Research
Viral Pathogenesis
Many emerging vector-borne flaviviruses have the ability to invade the central nervous system and cause neurological symptoms. Zika Virus, West Nile Virus, and Usutu Virus are emerging flaviviruses of public health importance. During pregnancy, Zika is able to cross the blood-placental barrier and cause serious birth defects in the baby. West Nile Virus and Usutu Virus are both mosquito-borne bird flaviviruses that can cause encephalitis in humans upon crossing the blood-brain barrier. Although all three of these flaviviruses are neuroinvasive, they differ in pathogenesis and epidemiology. We are interested in investigating the innate immune mechanisms underlying the differential pathogenesis of neuroinvasive flaviviruses.
Dengue is a mosquito-borne flavivirus that causes hundreds of millions of infections each year. Dengue virus biology is complicated by the fact that Dengue has four serotypes, each of which are genetically distinct. While primary infection with one serotype generally leads to an asymptomatic or mild symptomatic case, a subsequent infection with a different serotype can cause severe disease, including Dengue Hemorrhagic Fever and Dengue Shock Syndrome. Each year, around 40,000 children die from Dengue. It is thought that antibodies generated during the primary infection facilitate Dengue virus entry into immune cells during a second infection by the binding of the Fc region of the antibody to the Fcγ receptor of immune cells. This phenomenon causes enhanced viral replication and more severe disease and is called antibody-dependent enhancement (ADE). We are interested in investigating mechanisms of ADE of replication and inflammation.
Chikungunya is a mosquito-borne alphavirus that causes hundreds of thousands of infections per year. Chikungunya rose to fame in 2013 when it caused a massive outbreak in the Caribbean and spread to Central and South America, where it is now endemic. Chikungunya infection causes severe acute joint and muscle pain. At least 10% of cases result in chronic arthralgia, which is a debilitating condition that lasts for months or years. The immune mechanisms underlying Chikungunya-associated chronic inflammation and pain is not well understood. We are interested in understanding what happens during and after acute Chikungunya infection that leads to chronic arthralgia.
Vaccinology
As the number of global Dengue cases has been on the rise, there has been an increased interest in the development of Dengue vaccines. In 2015, Dengvaxia, a tetravalent live-attenuated vaccine, was rolled out in the Philippines. Dengaxia at first appeared promising because it has the same backbone as the successful Yellow Fever Virus 17D Vaccine. However, while the 17D vaccine provides long-term, and perhaps life-long, immunity, Dengvaxia provides only temporary immunity, at best, and actually causes disease enhancement, at worst. Since the initial roll-out of Dengvaxia, it has become widely thought that Dengvaxia puts seronegative children — or children who test negative for a prior dengue infection at the time of vaccination — at risk for the development of more severe disease upon subsequent infection. It is widely thought that Dengvaxia-associated antibody-dependent enhancement (ADE) contributes to the poor outcome of seronegative vaccinated children. We are interested in investigating differences between the memory B cells and antibodies generated by the 17D and Dengvaxia vaccines to determine what makes the 17D vaccine so successful and the Dengvaxia vaccine so unsuccessful.

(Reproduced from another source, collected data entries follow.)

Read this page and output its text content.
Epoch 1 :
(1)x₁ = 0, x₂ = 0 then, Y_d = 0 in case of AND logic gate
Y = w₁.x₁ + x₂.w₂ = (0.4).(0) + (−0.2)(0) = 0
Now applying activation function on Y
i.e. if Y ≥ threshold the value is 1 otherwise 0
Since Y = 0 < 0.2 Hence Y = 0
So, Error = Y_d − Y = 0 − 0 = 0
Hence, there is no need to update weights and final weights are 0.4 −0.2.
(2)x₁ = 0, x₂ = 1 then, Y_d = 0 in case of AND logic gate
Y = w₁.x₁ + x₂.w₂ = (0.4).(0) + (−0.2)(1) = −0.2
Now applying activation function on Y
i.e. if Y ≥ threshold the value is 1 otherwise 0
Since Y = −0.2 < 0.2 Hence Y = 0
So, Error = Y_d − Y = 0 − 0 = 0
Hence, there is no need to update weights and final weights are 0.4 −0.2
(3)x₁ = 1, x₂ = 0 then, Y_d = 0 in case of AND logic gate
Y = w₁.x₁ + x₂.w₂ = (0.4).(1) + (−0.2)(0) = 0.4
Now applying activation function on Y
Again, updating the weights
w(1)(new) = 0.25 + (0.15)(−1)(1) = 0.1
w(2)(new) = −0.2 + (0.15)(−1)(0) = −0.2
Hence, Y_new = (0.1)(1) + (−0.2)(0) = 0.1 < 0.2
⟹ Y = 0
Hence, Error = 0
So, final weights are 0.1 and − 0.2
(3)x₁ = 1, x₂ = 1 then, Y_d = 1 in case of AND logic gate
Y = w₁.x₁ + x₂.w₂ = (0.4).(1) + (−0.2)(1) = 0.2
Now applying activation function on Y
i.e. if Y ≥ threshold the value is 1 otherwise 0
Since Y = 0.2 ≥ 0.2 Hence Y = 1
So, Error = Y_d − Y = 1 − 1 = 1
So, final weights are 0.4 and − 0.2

As Dengvaxia may put certain populations at risk for disease severity, we are interested in developing an mRNA-based vaccine approach for dengue virus. Ideally, a dengue vaccine would provide long-lasting, and superior immunity that may avoid features of live-attenuated vaccines or natural infection that increases disease severity in humans.
So far in the 21st century, there have been three significant coronavirus outbreaks. The SARS-CoV outbreak in 2003-2004 caused over 8000 infections and at least 770 deaths. Since 2012, MERS-CoV has caused 2,622 cases and 950 deaths. While SARS-CoV and MERS-CoV were more regionally confined, SARS-CoV-2 caused the COVID-19 pandemic that caused global havoc. Thankfully, within about one year of the pandemic commencing, mRNA vaccines targeting the SARS-CoV-2 spike protein were developed that significantly reduced the risk of severe or fatal disease from COVID-19. However, each year we now need an updated SARS-CoV-2 vaccine due to mutations incurred by the Spike protein and waning antibody titers in vaccinated individuals. We therefore need to develop an mRNA-based vaccine that produces longer lasting immunity towards current and future SARS-CoV-2 variants. As SARS- or MERS-related bat zoonotic coronaviruses will likely continue to cause public health threats, it is important to work towards the development of pan-coronavirus vaccines. We are interested in contributing to these efforts.